# Bike Shops - Jakarta



## ussr (Nov 7, 2011)

Hey my Indonesian mates,

I will be in JKT for a week and am hoping to browse some bike frames (Transition) or perhaps some MTB gears... would be great if some locals can tell me where i should head to.

Thanks!


----------



## inter (Nov 27, 2010)

Jkt is big and crowded, traffic everywhere..
depends where u stay. 
u can go to Senayan Trade Center, it is a shopping center, has more than 5 bicycle stores.
if u in north jkt, goto kelapa gading, a few big stores there.
if west jkt, u can go to Serpong city, a few big stores, search for republic bike or rodalink, or rumah sepeda. 
good luck.


----------



## cassava (Sep 14, 2011)

It's my hometown. I think the store named Roda Link could provide what you want or just go to CJ Bikes at Tebet, South Jakarta. 

Here's the address..

CJ BIKE 
Jl.
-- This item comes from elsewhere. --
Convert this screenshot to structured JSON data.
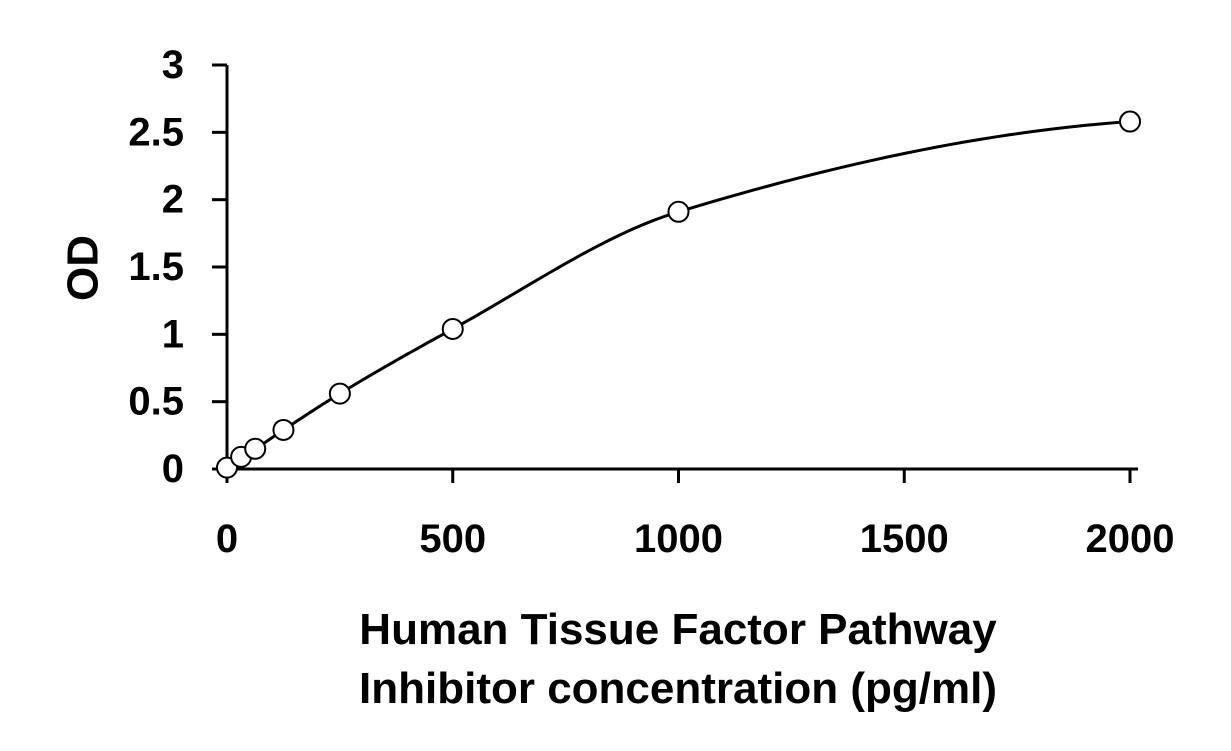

Tebet Raya No.76B 
Tebet Timur 
Jakarta Selatan
Phone: 02183780352


----------



## dvsalim (May 10, 2009)

Bagusbike.com 
It's in serpong area.


----------



## Ales and Trails 2012 (Jul 10, 2012)

Good luck with your trip!


----------



## cactolith (Feb 5, 2013)

The two main high end shops in Jakarta that I used when I was there were Sepeda Kita and Build-A-Bike. Both can be found by Googling. Darno at SK is good, will let you shower and have a coffee waiting after your ride.


----------